When the Japanese established their rule in Taiwan, they set about the task of transforming the face of the city. Architecture had a political and social function. The Japanese constructed edifices that symbolised modernity, power, and efficiency. Their architecture reflected the Japanese desire to emulate the West, its technology, institutions, and way of life. As I mentioned in a previous post, Western-style buildings also had an important psychological function: They showed that Japan was equal to the West. Western-style buildings were to the Japanese what skyscrapers are to us nowadays – symbols of power, technological and social progress, and of status in the global community.
|The Judicial Yuan (司法院), completed in 1934|
Upon their capture of Taipei the Japanese found a city built according to traditional Chinese patterns. There were gates, city walls, yamens (offices of imperial administrators), temples, and so on. While in some areas this kind of buildings remained untouched, in other areas, especially in the government district, the Japanese tore most of them down and created an entirely new colonial capital.

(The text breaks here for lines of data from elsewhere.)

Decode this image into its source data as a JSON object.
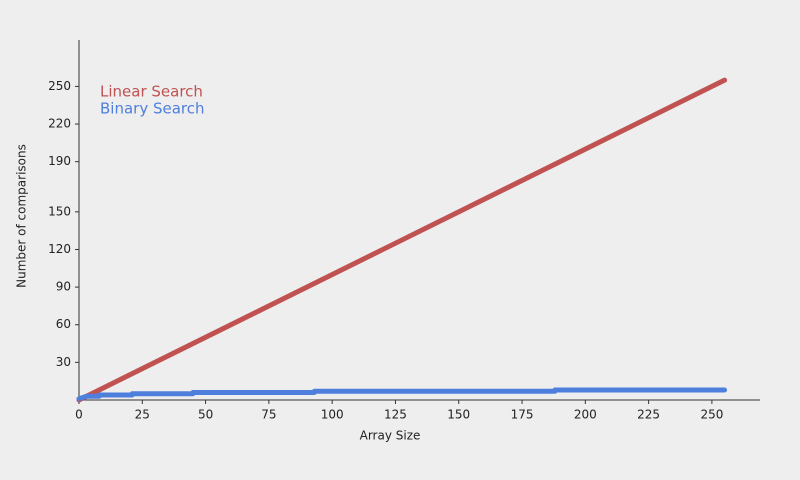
{
  "chart_data": {
    "type": "line",
    "xlabel": "Array Size",
    "ylabel": "Number of comparisons",
    "series": [
      {
        "name": "Linear Search",
        "color": "#c05252",
        "x": [
          0,
          255
        ],
        "values": [
          0,
          255
        ]
      },
      {
        "name": "Binary Search",
        "color": "#4f7fdc",
        "x": [
          0,
          3,
          8,
          8,
          21,
          21,
          45,
          45,
          93,
          93,
          188,
          188,
          255
        ],
        "values": [
          1,
          3,
          3,
          4,
          4,
          5,
          5,
          6,
          6,
          7,
          7,
          8,
          8
        ]
      }
    ],
    "xlim": [
      0,
      269
    ],
    "xticks": [
      0,
      25,
      50,
      75,
      100,
      125,
      150,
      175,
      200,
      225,
      250
    ],
    "ylim": [
      0,
      287
    ],
    "yticks": [
      30,
      60,
      90,
      120,
      150,
      190,
      220,
      250
    ],
    "grid": false,
    "legend": "upper left"
  }
}
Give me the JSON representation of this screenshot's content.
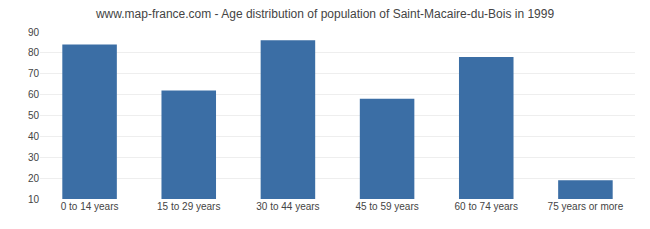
{
  "chart_data": {
    "type": "bar",
    "title": "www.map-france.com - Age distribution of population of Saint-Macaire-du-Bois in 1999",
    "categories": [
      "0 to 14 years",
      "15 to 29 years",
      "30 to 44 years",
      "45 to 59 years",
      "60 to 74 years",
      "75 years or more"
    ],
    "values": [
      84,
      62,
      86,
      58,
      78,
      19
    ],
    "color": "#3b6ea5",
    "ylim": [
      10,
      90
    ],
    "yticks": [
      10,
      20,
      30,
      40,
      50,
      60,
      70,
      80,
      90
    ],
    "grid": true
  }
}
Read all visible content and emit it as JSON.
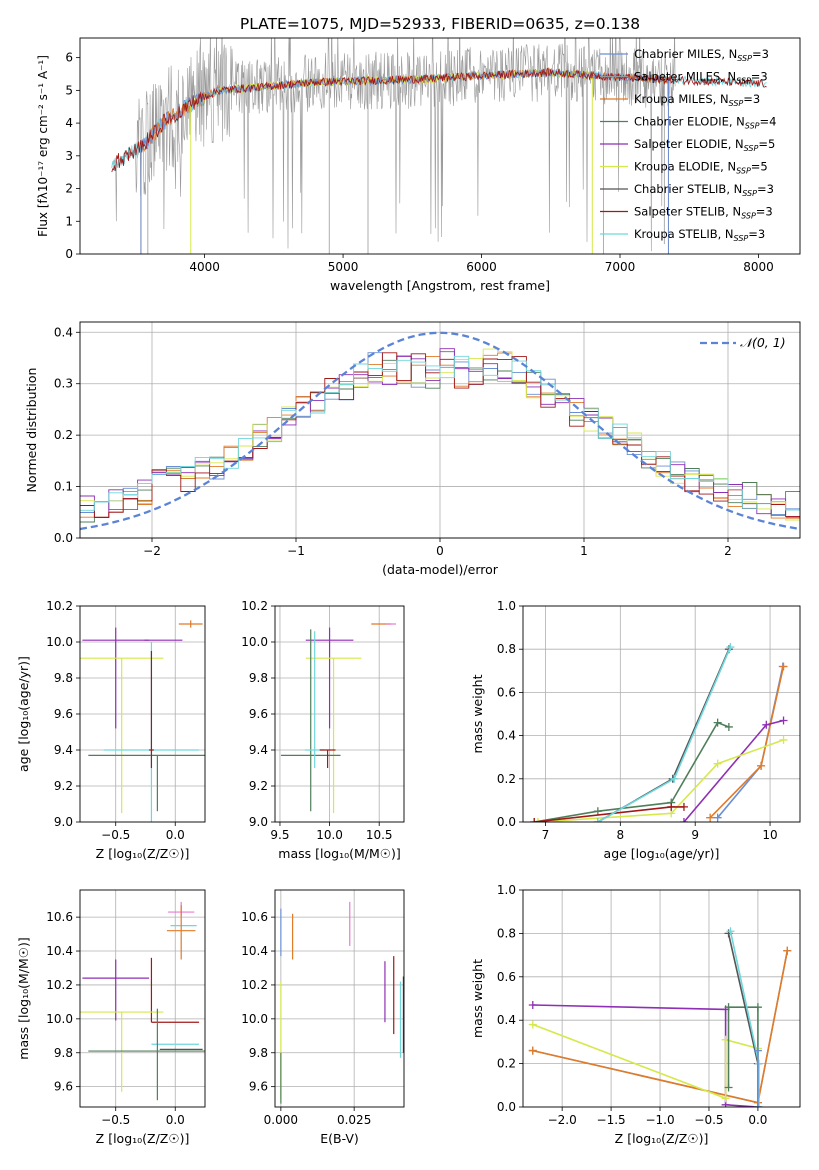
{
  "figure_title": "PLATE=1075, MJD=52933, FIBERID=0635, z=0.138",
  "colors": {
    "Chabrier MILES": "#6b8fd6",
    "Salpeter MILES": "#999999",
    "Kroupa MILES": "#e07b2a",
    "Chabrier ELODIE": "#4f7f5a",
    "Salpeter ELODIE": "#8e2fb5",
    "Kroupa ELODIE": "#d6e84a",
    "Chabrier STELIB": "#555555",
    "Salpeter STELIB": "#a01818",
    "Kroupa STELIB": "#6fd6dc",
    "Pink": "#e87ad2",
    "Gaussian": "#5b84d6"
  },
  "chart_data": [
    {
      "id": "spectrum",
      "type": "line",
      "title": "",
      "xlabel": "wavelength [Angstrom, rest frame]",
      "ylabel": "Flux [fλ10⁻¹⁷ erg cm⁻² s⁻¹ A⁻¹]",
      "xlim": [
        3100,
        8300
      ],
      "ylim": [
        0,
        6.6
      ],
      "xticks": [
        4000,
        5000,
        6000,
        7000,
        8000
      ],
      "yticks": [
        0,
        1,
        2,
        3,
        4,
        5,
        6
      ],
      "grid": false,
      "legend_position": "top-right",
      "continuum": [
        [
          3330,
          2.7
        ],
        [
          3550,
          3.3
        ],
        [
          3700,
          4.0
        ],
        [
          3900,
          4.6
        ],
        [
          4100,
          5.0
        ],
        [
          4400,
          5.1
        ],
        [
          4800,
          5.25
        ],
        [
          5200,
          5.3
        ],
        [
          5600,
          5.35
        ],
        [
          6000,
          5.45
        ],
        [
          6500,
          5.55
        ],
        [
          7000,
          5.4
        ],
        [
          7500,
          5.3
        ],
        [
          8060,
          5.2
        ]
      ],
      "series": [
        {
          "name": "Chabrier MILES",
          "label_main": "Chabrier MILES, N",
          "label_sub": "SSP",
          "label_tail": "=3"
        },
        {
          "name": "Salpeter MILES",
          "label_main": "Salpeter MILES, N",
          "label_sub": "SSP",
          "label_tail": "=3"
        },
        {
          "name": "Kroupa MILES",
          "label_main": "Kroupa MILES, N",
          "label_sub": "SSP",
          "label_tail": "=3"
        },
        {
          "name": "Chabrier ELODIE",
          "label_main": "Chabrier ELODIE, N",
          "label_sub": "SSP",
          "label_tail": "=4"
        },
        {
          "name": "Salpeter ELODIE",
          "label_main": "Salpeter ELODIE, N",
          "label_sub": "SSP",
          "label_tail": "=5"
        },
        {
          "name": "Kroupa ELODIE",
          "label_main": "Kroupa ELODIE, N",
          "label_sub": "SSP",
          "label_tail": "=5"
        },
        {
          "name": "Chabrier STELIB",
          "label_main": "Chabrier STELIB, N",
          "label_sub": "SSP",
          "label_tail": "=3"
        },
        {
          "name": "Salpeter STELIB",
          "label_main": "Salpeter STELIB, N",
          "label_sub": "SSP",
          "label_tail": "=3"
        },
        {
          "name": "Kroupa STELIB",
          "label_main": "Kroupa STELIB, N",
          "label_sub": "SSP",
          "label_tail": "=3"
        }
      ]
    },
    {
      "id": "residuals",
      "type": "line",
      "xlabel": "(data-model)/error",
      "ylabel": "Normed distribution",
      "xlim": [
        -2.5,
        2.5
      ],
      "ylim": [
        0,
        0.42
      ],
      "xticks": [
        -2,
        -1,
        0,
        1,
        2
      ],
      "yticks": [
        0.0,
        0.1,
        0.2,
        0.3,
        0.4
      ],
      "grid": true,
      "legend_position": "top-right",
      "legend_label": "𝒩(0, 1)",
      "gaussian": {
        "mean": 0,
        "sigma": 1
      }
    },
    {
      "id": "age_vs_Z",
      "type": "scatter",
      "xlabel": "Z [log₁₀(Z/Z☉)]",
      "ylabel": "age  [log₁₀(age/yr)]",
      "xlim": [
        -0.8,
        0.25
      ],
      "ylim": [
        9.0,
        10.2
      ],
      "xticks": [
        -0.5,
        0.0
      ],
      "yticks": [
        9.0,
        9.2,
        9.4,
        9.6,
        9.8,
        10.0,
        10.2
      ],
      "grid": true,
      "points": [
        {
          "series": "Salpeter ELODIE",
          "x": -0.5,
          "y": 10.01,
          "xerr": 0.28,
          "yerr": [
            0.49,
            0.07
          ]
        },
        {
          "series": "Kroupa ELODIE",
          "x": -0.45,
          "y": 9.91,
          "xerr": 0.35,
          "yerr": [
            0.86,
            0.0
          ]
        },
        {
          "series": "Chabrier ELODIE",
          "x": -0.15,
          "y": 9.37,
          "xerr": 0.58,
          "yerr": [
            0.31,
            0.0
          ]
        },
        {
          "series": "Kroupa STELIB",
          "x": -0.2,
          "y": 9.4,
          "xerr": 0.4,
          "yerr": [
            0.6,
            0.6
          ]
        },
        {
          "series": "Salpeter STELIB",
          "x": -0.2,
          "y": 9.4,
          "xerr": 0.02,
          "yerr": [
            0.1,
            0.55
          ]
        },
        {
          "series": "Kroupa MILES",
          "x": 0.13,
          "y": 10.1,
          "xerr": 0.1,
          "yerr": [
            0.02,
            0.02
          ]
        },
        {
          "series": "Salpeter ELODIE",
          "x": -0.1,
          "y": 10.01,
          "xerr": 0.16,
          "yerr": [
            0.0,
            0.0
          ]
        }
      ]
    },
    {
      "id": "age_vs_mass",
      "type": "scatter",
      "xlabel": "mass [log₁₀(M/M☉)]",
      "ylabel": "",
      "xlim": [
        9.45,
        10.75
      ],
      "ylim": [
        9.0,
        10.2
      ],
      "xticks": [
        9.5,
        10.0,
        10.5
      ],
      "yticks": [
        9.0,
        9.2,
        9.4,
        9.6,
        9.8,
        10.0,
        10.2
      ],
      "grid": true,
      "points": [
        {
          "series": "Salpeter ELODIE",
          "x": 10.0,
          "y": 10.01,
          "xerr": 0.24,
          "yerr": [
            0.49,
            0.07
          ]
        },
        {
          "series": "Kroupa ELODIE",
          "x": 10.04,
          "y": 9.91,
          "xerr": 0.28,
          "yerr": [
            0.86,
            0.0
          ]
        },
        {
          "series": "Chabrier ELODIE",
          "x": 9.81,
          "y": 9.37,
          "xerr": 0.3,
          "yerr": [
            0.31,
            0.7
          ]
        },
        {
          "series": "Kroupa STELIB",
          "x": 9.85,
          "y": 9.4,
          "xerr": 0.1,
          "yerr": [
            0.1,
            0.66
          ]
        },
        {
          "series": "Salpeter STELIB",
          "x": 9.98,
          "y": 9.4,
          "xerr": 0.08,
          "yerr": [
            0.1,
            0.0
          ]
        },
        {
          "series": "Kroupa MILES",
          "x": 10.52,
          "y": 10.1,
          "xerr": 0.1,
          "yerr": [
            0.0,
            0.0
          ]
        },
        {
          "series": "Pink",
          "x": 10.62,
          "y": 10.1,
          "xerr": 0.05,
          "yerr": [
            0.0,
            0.0
          ]
        }
      ]
    },
    {
      "id": "weight_vs_age",
      "type": "line",
      "xlabel": "age  [log₁₀(age/yr)]",
      "ylabel": "mass weight",
      "xlim": [
        6.7,
        10.4
      ],
      "ylim": [
        0.0,
        1.0
      ],
      "xticks": [
        7,
        8,
        9,
        10
      ],
      "yticks": [
        0.0,
        0.2,
        0.4,
        0.6,
        0.8,
        1.0
      ],
      "grid": true,
      "series": [
        {
          "name": "Chabrier MILES",
          "x": [
            9.3,
            9.88,
            10.17
          ],
          "y": [
            0.02,
            0.26,
            0.72
          ]
        },
        {
          "name": "Kroupa MILES",
          "x": [
            9.2,
            9.88,
            10.18
          ],
          "y": [
            0.02,
            0.26,
            0.72
          ]
        },
        {
          "name": "Chabrier ELODIE",
          "x": [
            6.85,
            7.7,
            8.68,
            9.3,
            9.45
          ],
          "y": [
            0.0,
            0.05,
            0.09,
            0.46,
            0.44
          ]
        },
        {
          "name": "Salpeter ELODIE",
          "x": [
            8.85,
            9.95,
            10.18
          ],
          "y": [
            0.0,
            0.45,
            0.47
          ]
        },
        {
          "name": "Kroupa ELODIE",
          "x": [
            6.9,
            8.68,
            9.3,
            10.18
          ],
          "y": [
            0.0,
            0.04,
            0.27,
            0.38
          ]
        },
        {
          "name": "Salpeter STELIB",
          "x": [
            6.85,
            8.68,
            8.85
          ],
          "y": [
            0.0,
            0.07,
            0.07
          ]
        },
        {
          "name": "Chabrier STELIB",
          "x": [
            7.7,
            8.7,
            9.45
          ],
          "y": [
            0.0,
            0.2,
            0.8
          ]
        },
        {
          "name": "Kroupa STELIB",
          "x": [
            7.7,
            8.72,
            9.47
          ],
          "y": [
            0.0,
            0.2,
            0.81
          ]
        }
      ]
    },
    {
      "id": "mass_vs_Z",
      "type": "scatter",
      "xlabel": "Z [log₁₀(Z/Z☉)]",
      "ylabel": "mass [log₁₀(M/M☉)]",
      "xlim": [
        -0.8,
        0.25
      ],
      "ylim": [
        9.48,
        10.76
      ],
      "xticks": [
        -0.5,
        0.0
      ],
      "yticks": [
        9.6,
        9.8,
        10.0,
        10.2,
        10.4,
        10.6
      ],
      "grid": true,
      "points": [
        {
          "series": "Pink",
          "x": 0.05,
          "y": 10.63,
          "xerr": 0.11,
          "yerr": [
            0.02,
            0.06
          ]
        },
        {
          "series": "Kroupa STELIB",
          "x": 0.07,
          "y": 10.55,
          "xerr": 0.11,
          "yerr": [
            0.0,
            0.0
          ]
        },
        {
          "series": "Kroupa MILES",
          "x": 0.05,
          "y": 10.52,
          "xerr": 0.12,
          "yerr": [
            0.17,
            0.15
          ]
        },
        {
          "series": "Salpeter ELODIE",
          "x": -0.5,
          "y": 10.24,
          "xerr": 0.28,
          "yerr": [
            0.25,
            0.11
          ]
        },
        {
          "series": "Salpeter STELIB",
          "x": -0.2,
          "y": 10.24,
          "xerr": 0.0,
          "yerr": [
            0.26,
            0.12
          ]
        },
        {
          "series": "Kroupa ELODIE",
          "x": -0.45,
          "y": 10.04,
          "xerr": 0.35,
          "yerr": [
            0.47,
            0.0
          ]
        },
        {
          "series": "Salpeter STELIB",
          "x": 0.0,
          "y": 9.98,
          "xerr": 0.2,
          "yerr": [
            0.0,
            0.0
          ]
        },
        {
          "series": "Kroupa STELIB",
          "x": 0.0,
          "y": 9.85,
          "xerr": 0.2,
          "yerr": [
            0.0,
            0.0
          ]
        },
        {
          "series": "Chabrier ELODIE",
          "x": -0.15,
          "y": 9.81,
          "xerr": 0.58,
          "yerr": [
            0.29,
            0.25
          ]
        },
        {
          "series": "Chabrier STELIB",
          "x": 0.05,
          "y": 9.82,
          "xerr": 0.18,
          "yerr": [
            0.0,
            0.0
          ]
        }
      ]
    },
    {
      "id": "mass_vs_ebv",
      "type": "scatter",
      "xlabel": "E(B-V)",
      "ylabel": "",
      "xlim": [
        -0.002,
        0.042
      ],
      "ylim": [
        9.48,
        10.76
      ],
      "xticks": [
        0.0,
        0.025
      ],
      "yticks": [
        9.6,
        9.8,
        10.0,
        10.2,
        10.4,
        10.6
      ],
      "grid": true,
      "points": [
        {
          "series": "Chabrier MILES",
          "x": 0.0,
          "y": 10.52,
          "yerr": [
            0.15,
            0.13
          ]
        },
        {
          "series": "Kroupa MILES",
          "x": 0.004,
          "y": 10.48,
          "yerr": [
            0.13,
            0.14
          ]
        },
        {
          "series": "Kroupa ELODIE",
          "x": 0.0,
          "y": 9.88,
          "yerr": [
            0.35,
            0.34
          ]
        },
        {
          "series": "Chabrier ELODIE",
          "x": 0.0,
          "y": 9.7,
          "yerr": [
            0.2,
            0.1
          ]
        },
        {
          "series": "Pink",
          "x": 0.0235,
          "y": 10.55,
          "yerr": [
            0.12,
            0.14
          ]
        },
        {
          "series": "Salpeter ELODIE",
          "x": 0.0355,
          "y": 10.08,
          "yerr": [
            0.1,
            0.26
          ]
        },
        {
          "series": "Salpeter STELIB",
          "x": 0.0385,
          "y": 10.07,
          "yerr": [
            0.16,
            0.3
          ]
        },
        {
          "series": "Kroupa STELIB",
          "x": 0.0408,
          "y": 9.95,
          "yerr": [
            0.18,
            0.27
          ]
        },
        {
          "series": "Chabrier STELIB",
          "x": 0.0418,
          "y": 10.0,
          "yerr": [
            0.2,
            0.25
          ]
        }
      ]
    },
    {
      "id": "weight_vs_Z",
      "type": "line",
      "xlabel": "Z [log₁₀(Z/Z☉)]",
      "ylabel": "mass weight",
      "xlim": [
        -2.4,
        0.43
      ],
      "ylim": [
        0.0,
        1.0
      ],
      "xticks": [
        -2.0,
        -1.5,
        -1.0,
        -0.5,
        0.0
      ],
      "yticks": [
        0.0,
        0.2,
        0.4,
        0.6,
        0.8,
        1.0
      ],
      "grid": true,
      "series": [
        {
          "name": "Salpeter MILES",
          "x": [
            -2.3,
            0.0,
            0.3
          ],
          "y": [
            0.26,
            0.02,
            0.72
          ]
        },
        {
          "name": "Kroupa MILES",
          "x": [
            -2.3,
            0.0,
            0.3
          ],
          "y": [
            0.26,
            0.02,
            0.72
          ]
        },
        {
          "name": "Salpeter ELODIE",
          "x": [
            -2.3,
            -0.33,
            -0.33,
            0.0
          ],
          "y": [
            0.47,
            0.45,
            0.01,
            0.0
          ]
        },
        {
          "name": "Kroupa ELODIE",
          "x": [
            -2.3,
            -0.33,
            -0.33,
            0.0,
            0.0
          ],
          "y": [
            0.38,
            0.04,
            0.31,
            0.27,
            0.0
          ]
        },
        {
          "name": "Chabrier ELODIE",
          "x": [
            -0.3,
            -0.3,
            0.0,
            0.0
          ],
          "y": [
            0.09,
            0.46,
            0.46,
            0.0
          ]
        },
        {
          "name": "Chabrier STELIB",
          "x": [
            -0.3,
            0.0,
            0.0
          ],
          "y": [
            0.8,
            0.2,
            0.0
          ]
        },
        {
          "name": "Kroupa STELIB",
          "x": [
            -0.28,
            0.01,
            0.01
          ],
          "y": [
            0.81,
            0.2,
            0.0
          ]
        },
        {
          "name": "Chabrier MILES",
          "x": [
            0.0,
            0.0
          ],
          "y": [
            0.0,
            0.26
          ]
        }
      ]
    }
  ]
}
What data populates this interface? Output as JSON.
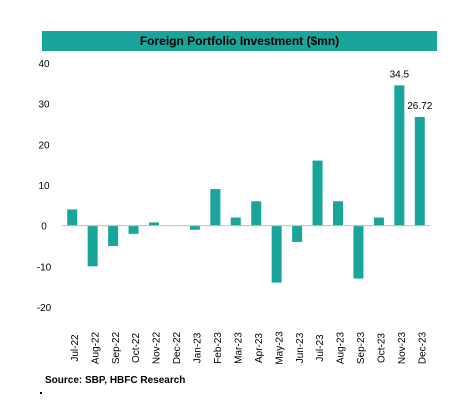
{
  "title": "Foreign Portfolio Investment ($mn)",
  "source": "Source: SBP, HBFC Research",
  "colors": {
    "bar": "#1aa59c",
    "title_bg": "#1aa59c"
  },
  "chart_data": {
    "type": "bar",
    "title": "Foreign Portfolio Investment ($mn)",
    "xlabel": "",
    "ylabel": "",
    "ylim": [
      -20,
      40
    ],
    "yticks": [
      40,
      30,
      20,
      10,
      0,
      -10,
      -20
    ],
    "grid": false,
    "legend": "none",
    "categories": [
      "Jul-22",
      "Aug-22",
      "Sep-22",
      "Oct-22",
      "Nov-22",
      "Dec-22",
      "Jan-23",
      "Feb-23",
      "Mar-23",
      "Apr-23",
      "May-23",
      "Jun-23",
      "Jul-23",
      "Aug-23",
      "Sep-23",
      "Oct-23",
      "Nov-23",
      "Dec-23"
    ],
    "values": [
      4,
      -10,
      -5,
      -2,
      0.8,
      0,
      -1,
      9,
      2,
      6,
      -14,
      -4,
      16,
      6,
      -13,
      2,
      34.5,
      26.72
    ],
    "data_labels": {
      "16": "34.5",
      "17": "26.72"
    }
  }
}
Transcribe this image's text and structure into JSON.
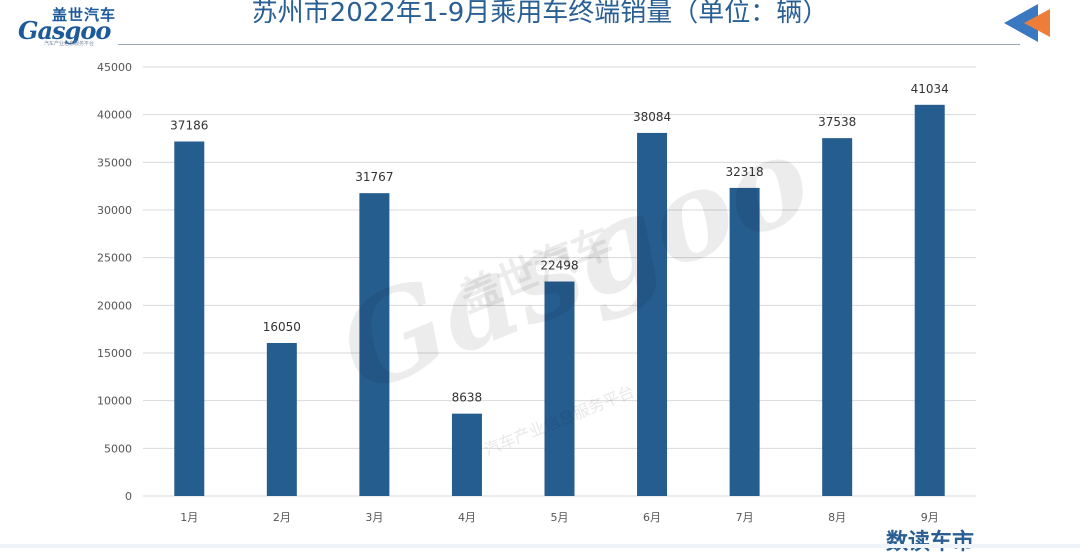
{
  "brand": {
    "name_cn": "盖世汽车",
    "name_en": "Gasgoo",
    "tagline": "汽车产业信息服务平台"
  },
  "watermark": {
    "name_cn": "盖世汽车",
    "name_en": "Gasgoo",
    "tagline": "汽车产业信息服务平台"
  },
  "footer_logo": "数读车市",
  "colors": {
    "bar": "#265d8f",
    "title": "#2a5f93",
    "grid": "#d9d9d9",
    "accent_orange": "#ef7d3a",
    "accent_blue": "#3a79c2"
  },
  "chart_data": {
    "type": "bar",
    "title": "苏州市2022年1-9月乘用车终端销量（单位：辆）",
    "categories": [
      "1月",
      "2月",
      "3月",
      "4月",
      "5月",
      "6月",
      "7月",
      "8月",
      "9月"
    ],
    "values": [
      37186,
      16050,
      31767,
      8638,
      22498,
      38084,
      32318,
      37538,
      41034
    ],
    "ylim": [
      0,
      45000
    ],
    "yticks": [
      0,
      5000,
      10000,
      15000,
      20000,
      25000,
      30000,
      35000,
      40000,
      45000
    ],
    "grid": true,
    "legend": "none",
    "data_labels": true
  }
}
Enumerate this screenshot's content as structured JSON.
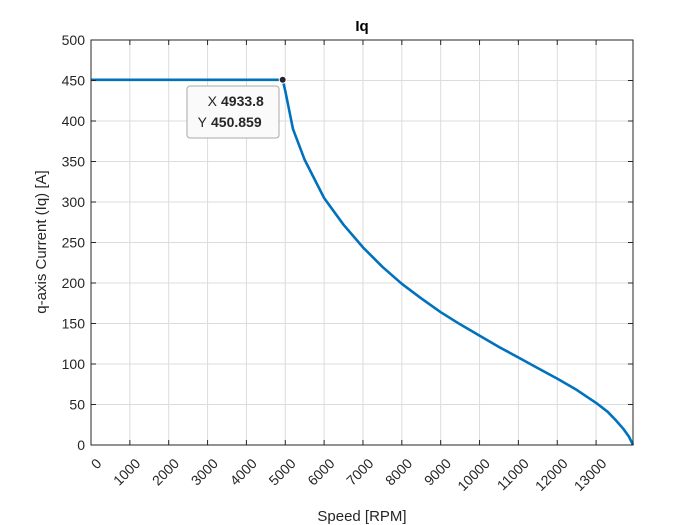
{
  "chart_data": {
    "type": "line",
    "title": "Iq",
    "xlabel": "Speed [RPM]",
    "ylabel": "q-axis Current (Iq) [A]",
    "xlim": [
      0,
      13950
    ],
    "ylim": [
      0,
      500
    ],
    "xticks": [
      "0",
      "1000",
      "2000",
      "3000",
      "4000",
      "5000",
      "6000",
      "7000",
      "8000",
      "9000",
      "10000",
      "11000",
      "12000",
      "13000"
    ],
    "yticks": [
      "0",
      "50",
      "100",
      "150",
      "200",
      "250",
      "300",
      "350",
      "400",
      "450",
      "500"
    ],
    "grid": true,
    "series": [
      {
        "color": "#0072bd",
        "x": [
          0,
          4933.8,
          5000,
          5200,
          5500,
          6000,
          6500,
          7000,
          7500,
          8000,
          8500,
          9000,
          9500,
          10000,
          10500,
          11000,
          11500,
          12000,
          12500,
          13000,
          13300,
          13500,
          13700,
          13850,
          13950
        ],
        "y": [
          450.859,
          450.859,
          437,
          390,
          352,
          305,
          272,
          244,
          220,
          199,
          181,
          164,
          149,
          135,
          121,
          108,
          95,
          82,
          68,
          52,
          41,
          31,
          20,
          10,
          0
        ]
      }
    ],
    "datatip": {
      "x_label": "X",
      "x_value": "4933.8",
      "y_label": "Y",
      "y_value": "450.859",
      "point": [
        4933.8,
        450.859
      ],
      "value_color": "#0096ff"
    }
  }
}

An example of this urban restructuring was the High Court. Nowadays, this is the seat of the Judicial Yuan (司法院). It is located right next to the Office of the President, and opposite Jieshou Park.
Until the 1920s, instead of the High Court you would have seen a completely different type of construction: the Temple of the Chinese God of War, Guangong. Nowadays few people realise that prior to the Japanese colonial era a great part of the government district was full of Qing Dynasty buildings. Where the Office of the President now stands, there was an ancestral hall (宗祠); Taipei First Girls High School was a Temple of Confucius (文廟); National Taiwan Museum was a Tianhou Temple (天后宮); Zhongshan Hall was the seat of the Qing Taiwan Provincial Yamen (布政使司) etc. (see Zhuang Yongming: Old Taipei Streets [莊永明: 台北古街]. Taipei 2012, p. 2).
The Temple of Guangong was demolished by the Japanese in 1929, and the new building was completed in 1934. The structure was designed by Japanese architect Ide Kaoru (1879-1944), who also designed other famous landmarks of Taipei, such as National Taiwan University and Zhongshan Hall. The High Court was built with reinforced concrete bricks, a new technique that had already been used for the Office of the governor-general. The style of the construction is a singular mix of Byzantine, Arabic, and Renaissance elements. Remarkable is the octagonal tower, a feature of Japanese imperial architecture. After its completion, the High Court was, along with the Office of the govenor-general, one of the tallest buildings in Taipei, a sort of skyscraper of that time (note).